Joanna grew up with a mother who was always rushing her. From the time she was a little child, her mother would get really angry with her if she was not ready to leave on time.
But it wasn't just dawdling that Joanna was punished for. Joanna's mother wanted control over just about everything regarding Joanna -- such as the clothes she wore, the friends she had, how she spent her time.
Joanna was a good girl and gave in most of the time, except when it came to being on time. Here is where she took a stand and went into resistance mode to not be totally controlled by her mother.
Now, as an adult, Joanna still cannot ever be on time. She's late for doctors' appointments, late getting her kids to school, late for movies and plays. No matter how upset or angry her husband and children get over her lateness, nothing budges her determination to be consistently late. Even her own upset with herself has no impact.
In the many years that I've been counseling individuals and couples, I've discovered some very interesting reasons why some people are always late.
They really can't tell how long something is going to take to do, or how long it takes to get somewhere. Knowing these things is an adult function. People who are always late seem to function from a small child place within rather than as an adult. A child part of them is deciding about time. Not only that, but this small inner child is in rebellion to being controlled.
As soon as an adult part of them, or some other adult says, "We have to leave at 9," the inner rebellious child says ,"You can't control me, I don't have to do what you say." An unconscious power struggle ensues, either between an outside person and the rebellious inner child, or between one's own adult and the rebellious inner child.
As long as this power struggle is unconscious, which is usually is because it was decided upon so long ago, the person will continue to be late no matter how upset with themselves they get. Once they become aware of this inner system, then they can choose to decide about time from an adult part of themselves rather than letting the rebellious child part be in charge of time.
For example, when Joanna was late to a doctor's appointment, she wasn't angry at the doctor. But, because of her anger at her mother, she was unconsciously angry with anyone expecting her to be on time. She would project her mother's expectations onto the doctor, and then be very defensive when she was late.
When Joanna first started working with me, she was often late for her appointments, and each time she would explain and apologize and defend, as if I was upset. I explained to her that it was her time, that she was paying for it whether or not she showed up, and that I didn't mind the few minutes of paid vacation! When Joanna finally got that I had no expectation or concern regarding when she arrived for her appointment, she had nothing to rebel against except herself. Because her inner child liked coming to see me, she was more often on time.
They have a sense of entitlement about time -- their time is more important than other people's time. They seem to get some sort of secret pleasure at keeping people waiting. Underlying this is often the same control issue: "You can't control me." Not being controlled becomes far more important than caring about other people.

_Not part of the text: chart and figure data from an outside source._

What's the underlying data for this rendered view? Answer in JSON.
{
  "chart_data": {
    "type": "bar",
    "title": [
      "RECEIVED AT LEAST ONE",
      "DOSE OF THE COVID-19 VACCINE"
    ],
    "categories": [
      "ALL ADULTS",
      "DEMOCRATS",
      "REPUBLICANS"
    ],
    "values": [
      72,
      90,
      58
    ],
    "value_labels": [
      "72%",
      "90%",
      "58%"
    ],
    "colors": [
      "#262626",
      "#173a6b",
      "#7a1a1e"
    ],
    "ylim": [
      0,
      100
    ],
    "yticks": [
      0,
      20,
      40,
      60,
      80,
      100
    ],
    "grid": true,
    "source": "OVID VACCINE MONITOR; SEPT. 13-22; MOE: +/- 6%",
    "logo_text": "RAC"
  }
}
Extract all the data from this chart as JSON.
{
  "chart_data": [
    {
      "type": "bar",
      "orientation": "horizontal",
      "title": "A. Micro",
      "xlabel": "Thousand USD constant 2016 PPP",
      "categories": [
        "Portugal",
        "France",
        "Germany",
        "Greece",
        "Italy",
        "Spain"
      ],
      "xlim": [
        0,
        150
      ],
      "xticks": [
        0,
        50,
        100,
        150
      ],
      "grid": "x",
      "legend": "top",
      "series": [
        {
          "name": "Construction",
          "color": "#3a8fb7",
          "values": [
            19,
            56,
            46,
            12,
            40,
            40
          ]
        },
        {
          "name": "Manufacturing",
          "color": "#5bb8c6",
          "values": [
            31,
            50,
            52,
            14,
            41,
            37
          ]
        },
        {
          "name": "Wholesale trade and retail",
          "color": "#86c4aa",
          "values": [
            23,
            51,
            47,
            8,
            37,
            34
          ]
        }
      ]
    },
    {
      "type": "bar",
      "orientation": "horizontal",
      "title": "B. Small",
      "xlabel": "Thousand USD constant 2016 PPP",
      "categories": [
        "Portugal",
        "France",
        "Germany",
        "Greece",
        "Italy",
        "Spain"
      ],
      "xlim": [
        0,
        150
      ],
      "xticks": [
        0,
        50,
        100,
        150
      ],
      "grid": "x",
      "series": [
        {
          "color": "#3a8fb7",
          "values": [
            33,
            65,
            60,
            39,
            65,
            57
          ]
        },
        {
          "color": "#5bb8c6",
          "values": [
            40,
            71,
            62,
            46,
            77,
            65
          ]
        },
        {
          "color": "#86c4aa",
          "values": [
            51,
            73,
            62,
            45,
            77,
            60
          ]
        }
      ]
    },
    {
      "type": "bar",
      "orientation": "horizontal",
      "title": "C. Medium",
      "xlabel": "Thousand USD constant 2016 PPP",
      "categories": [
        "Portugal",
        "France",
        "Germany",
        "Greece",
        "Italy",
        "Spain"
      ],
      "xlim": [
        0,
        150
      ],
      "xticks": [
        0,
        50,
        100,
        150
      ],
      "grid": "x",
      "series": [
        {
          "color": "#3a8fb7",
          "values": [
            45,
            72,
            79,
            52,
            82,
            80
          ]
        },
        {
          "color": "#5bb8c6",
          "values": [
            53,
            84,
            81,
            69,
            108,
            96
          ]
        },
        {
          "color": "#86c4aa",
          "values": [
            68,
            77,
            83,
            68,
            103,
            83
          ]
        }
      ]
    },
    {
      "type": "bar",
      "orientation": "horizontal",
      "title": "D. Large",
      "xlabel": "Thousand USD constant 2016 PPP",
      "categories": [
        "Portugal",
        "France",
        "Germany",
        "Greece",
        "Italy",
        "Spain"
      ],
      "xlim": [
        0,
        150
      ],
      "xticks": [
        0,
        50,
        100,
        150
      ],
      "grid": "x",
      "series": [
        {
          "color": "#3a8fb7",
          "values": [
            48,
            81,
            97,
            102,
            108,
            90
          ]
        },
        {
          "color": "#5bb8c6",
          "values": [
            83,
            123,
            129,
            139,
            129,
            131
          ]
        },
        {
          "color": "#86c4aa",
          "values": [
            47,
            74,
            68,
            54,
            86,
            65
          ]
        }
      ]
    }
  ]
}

Why would someone want to be tense and anxious? Because this anxiety might be covering over a more difficult anxiety, such as the anxiety of feeling alone or lonely. Some people prefer to keep themselves rushing around and anxious about being on time than face their deeper, more painful feelings. At least in the case of being late, they are in control of their own anxiety rather than feeling helpless in the face of feeling alone or lonely.
Lateness, as with any other resistance issue, often has many layers to it, but when you are willing to become aware of the issues with compassion toward yourself, you can move out of the rebellious child and into being a loving adult toward yourself.